Since the semantic functions become part of the parser, they can access all the information and structures that the parser has at its disposal. This combination can create a powerful tool that is capable of performing any compile-related task, from a simple expression re-writing to a full target-language code generation.
3.1 Examples
The first step in creating a semantic function is to augment the grammar file. Here is the simple expression grammar with some semantic functions:
Z = E ; function0
E = E "+" T ; function1
E = T ; function2
T = T "*" F ; function3
T = F ; function4
F = "#id" ; function5
F = "#int" ; function6
Next, we must implement these functions to perform a task. For our example, we will write these functions to create a post-fix representation of an expression input in in-fix form.
int function6(STACK *L1) // parsers stack is passed as the only argument
{
int top;
top = L1->top; // array index to the top of the stack
//
// now that we know where the top is, we need to look at the rule.
// rule F = "#int" has 1 item on it's RHS. So that is the only symbol
// that we have to print.
//
printf("%s ", L1->Data[top].Symbol);
return (0); // some compilers will complain if we don't do this
}
int function5(STACK *L1)
{
//
// for our example, this function will perform the same task as
// funtion6, so we can just call that one.
//
return function6(L1);
}
int function4(STACK *L1)
{
// we don't need this function to do anything and could have excluded it
// from our grammar.
//
Return (0);
}
int function3(STACK *L1)
{
int top;
top = L1->top;
//
// looking at the rule, T = T "*" F, we can see that the operator is in top-1
// since the operator is the symbol that we want, we have to decrement the
// stack top (our local variable) to get it.
//
top = top - 1;
printf("%s ", L1->Data[top].Symbol);
return(0);
}
int function2(STACK *L1)
{
// don't need this function either.
//
return(0);
}
int function1(STACK *L1)
{
//
// this function is identical to function3. The rule E = E "+" T has the
// RHS order and number as function3.
//
return function3(L1);
}
int function0(STACK *L1)
{
//
// this function will output a single return to end our print string
//
printf("\n");
return(0);
}
Running the resulting parser with the input "a + b * 10 + 20" will output "a b 10 * + 20 +".
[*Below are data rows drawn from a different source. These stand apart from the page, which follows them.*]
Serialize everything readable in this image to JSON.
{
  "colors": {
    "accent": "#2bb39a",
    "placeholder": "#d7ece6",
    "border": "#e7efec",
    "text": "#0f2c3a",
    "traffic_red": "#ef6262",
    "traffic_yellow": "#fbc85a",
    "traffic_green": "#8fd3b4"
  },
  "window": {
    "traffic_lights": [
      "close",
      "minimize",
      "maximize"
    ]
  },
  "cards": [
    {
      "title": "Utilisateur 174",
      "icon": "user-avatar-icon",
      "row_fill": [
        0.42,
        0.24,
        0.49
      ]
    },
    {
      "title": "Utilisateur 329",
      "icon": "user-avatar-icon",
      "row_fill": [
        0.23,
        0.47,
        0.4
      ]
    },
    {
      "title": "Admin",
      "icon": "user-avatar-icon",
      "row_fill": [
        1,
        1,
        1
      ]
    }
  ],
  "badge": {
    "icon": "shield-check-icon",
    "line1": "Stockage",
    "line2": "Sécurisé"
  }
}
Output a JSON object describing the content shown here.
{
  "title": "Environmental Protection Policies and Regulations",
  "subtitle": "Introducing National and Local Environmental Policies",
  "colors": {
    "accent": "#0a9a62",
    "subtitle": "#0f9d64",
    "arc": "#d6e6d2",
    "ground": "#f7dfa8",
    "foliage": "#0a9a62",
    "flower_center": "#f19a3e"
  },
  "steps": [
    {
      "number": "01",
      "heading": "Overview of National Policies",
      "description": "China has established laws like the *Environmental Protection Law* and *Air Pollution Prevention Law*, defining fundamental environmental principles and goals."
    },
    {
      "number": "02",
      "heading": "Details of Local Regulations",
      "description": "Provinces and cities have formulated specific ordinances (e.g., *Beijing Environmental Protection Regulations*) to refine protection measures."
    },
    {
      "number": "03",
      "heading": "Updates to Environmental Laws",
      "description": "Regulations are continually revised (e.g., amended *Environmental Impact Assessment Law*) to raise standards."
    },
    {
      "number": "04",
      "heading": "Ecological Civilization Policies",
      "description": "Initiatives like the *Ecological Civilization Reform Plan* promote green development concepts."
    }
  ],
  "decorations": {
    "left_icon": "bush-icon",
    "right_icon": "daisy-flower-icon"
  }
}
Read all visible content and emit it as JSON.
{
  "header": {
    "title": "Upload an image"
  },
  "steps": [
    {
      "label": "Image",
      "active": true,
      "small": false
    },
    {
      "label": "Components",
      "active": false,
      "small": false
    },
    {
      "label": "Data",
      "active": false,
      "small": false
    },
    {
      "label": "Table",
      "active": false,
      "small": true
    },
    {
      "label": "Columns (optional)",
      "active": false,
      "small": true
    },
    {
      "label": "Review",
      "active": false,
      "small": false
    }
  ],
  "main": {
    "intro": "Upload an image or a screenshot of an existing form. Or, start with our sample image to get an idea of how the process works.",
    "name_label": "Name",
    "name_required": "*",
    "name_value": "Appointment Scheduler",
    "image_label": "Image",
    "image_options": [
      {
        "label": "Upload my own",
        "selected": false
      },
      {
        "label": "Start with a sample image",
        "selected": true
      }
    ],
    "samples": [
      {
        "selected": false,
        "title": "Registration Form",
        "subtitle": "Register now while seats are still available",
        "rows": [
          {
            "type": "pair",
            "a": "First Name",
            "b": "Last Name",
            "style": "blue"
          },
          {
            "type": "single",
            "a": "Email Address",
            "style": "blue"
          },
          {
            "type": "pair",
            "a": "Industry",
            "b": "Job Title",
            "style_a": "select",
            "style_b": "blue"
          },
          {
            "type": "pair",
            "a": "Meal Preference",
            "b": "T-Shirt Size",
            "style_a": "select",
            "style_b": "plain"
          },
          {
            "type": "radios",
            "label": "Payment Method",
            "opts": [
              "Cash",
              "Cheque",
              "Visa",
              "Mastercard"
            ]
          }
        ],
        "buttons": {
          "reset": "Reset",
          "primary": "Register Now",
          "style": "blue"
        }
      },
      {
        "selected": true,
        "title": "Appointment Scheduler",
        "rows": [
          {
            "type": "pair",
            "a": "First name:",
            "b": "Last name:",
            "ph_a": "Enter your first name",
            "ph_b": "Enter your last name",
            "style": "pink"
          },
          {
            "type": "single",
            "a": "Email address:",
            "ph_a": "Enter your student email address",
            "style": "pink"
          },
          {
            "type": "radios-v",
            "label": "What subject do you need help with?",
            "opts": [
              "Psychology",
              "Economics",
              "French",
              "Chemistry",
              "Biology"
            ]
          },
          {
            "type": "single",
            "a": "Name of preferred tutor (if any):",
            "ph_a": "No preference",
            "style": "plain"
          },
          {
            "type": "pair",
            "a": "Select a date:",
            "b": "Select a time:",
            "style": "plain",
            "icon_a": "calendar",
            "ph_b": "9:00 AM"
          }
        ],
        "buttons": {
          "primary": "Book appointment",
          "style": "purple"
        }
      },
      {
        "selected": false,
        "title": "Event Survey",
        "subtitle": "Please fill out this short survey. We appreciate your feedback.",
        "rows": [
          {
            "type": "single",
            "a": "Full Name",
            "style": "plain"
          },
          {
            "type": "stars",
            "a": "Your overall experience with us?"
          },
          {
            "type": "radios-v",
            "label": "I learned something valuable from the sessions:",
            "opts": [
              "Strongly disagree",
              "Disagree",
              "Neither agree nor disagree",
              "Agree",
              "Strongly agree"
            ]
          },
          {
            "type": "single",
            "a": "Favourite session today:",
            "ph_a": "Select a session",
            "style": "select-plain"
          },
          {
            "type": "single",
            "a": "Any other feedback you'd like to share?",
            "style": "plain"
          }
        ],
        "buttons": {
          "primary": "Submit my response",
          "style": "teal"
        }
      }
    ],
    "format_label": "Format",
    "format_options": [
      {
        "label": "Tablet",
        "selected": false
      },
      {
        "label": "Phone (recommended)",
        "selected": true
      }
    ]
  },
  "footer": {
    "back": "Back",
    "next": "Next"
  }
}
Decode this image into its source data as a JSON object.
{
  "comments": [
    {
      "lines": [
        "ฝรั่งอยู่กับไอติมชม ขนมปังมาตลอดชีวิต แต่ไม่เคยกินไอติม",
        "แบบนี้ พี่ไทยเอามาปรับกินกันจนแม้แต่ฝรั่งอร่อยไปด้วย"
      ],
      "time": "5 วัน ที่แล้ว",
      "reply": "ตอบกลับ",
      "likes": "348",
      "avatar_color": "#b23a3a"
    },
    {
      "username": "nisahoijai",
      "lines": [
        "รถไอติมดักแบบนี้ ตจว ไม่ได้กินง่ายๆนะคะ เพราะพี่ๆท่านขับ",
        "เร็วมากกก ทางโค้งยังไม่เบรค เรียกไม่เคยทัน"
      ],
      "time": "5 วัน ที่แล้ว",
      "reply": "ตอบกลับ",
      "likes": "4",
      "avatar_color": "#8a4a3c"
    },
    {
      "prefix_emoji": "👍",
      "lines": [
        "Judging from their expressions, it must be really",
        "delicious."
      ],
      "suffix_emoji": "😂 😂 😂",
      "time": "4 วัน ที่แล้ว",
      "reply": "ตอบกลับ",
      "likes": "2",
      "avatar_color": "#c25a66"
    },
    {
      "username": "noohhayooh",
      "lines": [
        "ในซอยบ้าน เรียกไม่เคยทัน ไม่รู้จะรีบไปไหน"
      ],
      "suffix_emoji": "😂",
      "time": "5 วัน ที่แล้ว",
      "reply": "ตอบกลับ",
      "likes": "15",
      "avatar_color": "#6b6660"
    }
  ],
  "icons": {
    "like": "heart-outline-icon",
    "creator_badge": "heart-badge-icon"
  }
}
The semantic functions that you write need not be the only functions in your C file. You may add as many support functions as you need. For our next and final example, we implement an abstract syntax tree (AST) using the same grammar, by making calls to support routines not shown (e.g., makeTree() ).
int function6(STACK *L1)
{
int top;
ITEM item;
top = L1->top;
item = createItem(L1->Data[top].Symbol);
pushStack(item);
return (0);
}
int function5(STACK *L1)
{
return function6(L1);
}
int function4(STACK *L1)
{
Return (0);
}
int function3(STACK *L1)
{
int top;
ITEM item1, item2, node;
char binOp;
top = (L1->top) - 1;
binOp = *(L1->Data[top].Symbol); // this is OK since we only have * and -
item2 = popStack();
item1 = popStack();
node = makeTree(item1, item2, binOp);
pushStack(node);
return(0);
}
int function2(STACK *L1)
{
return(0);
}
int function1(STACK *L1)
{
return function3(L1);
}
int function0(STACK *L1)
{
ITEM rootNode;
rootNode = popStack();
printTree(rootNode);
return(0);
}
As should be clear by now, semantic functions can significantly extend the parser. You can use them to create data structures as necessary to implement intermediate forms (ASTs, DAGs, three-address code, etc.), or even to implement a code generator which takes the intermediate form as input & generates from it target code. Hence, semantic functions provide sufficient flexibility to allow the parser to metamorphose into whatever compile-related tool is desired, even into a complete compiler.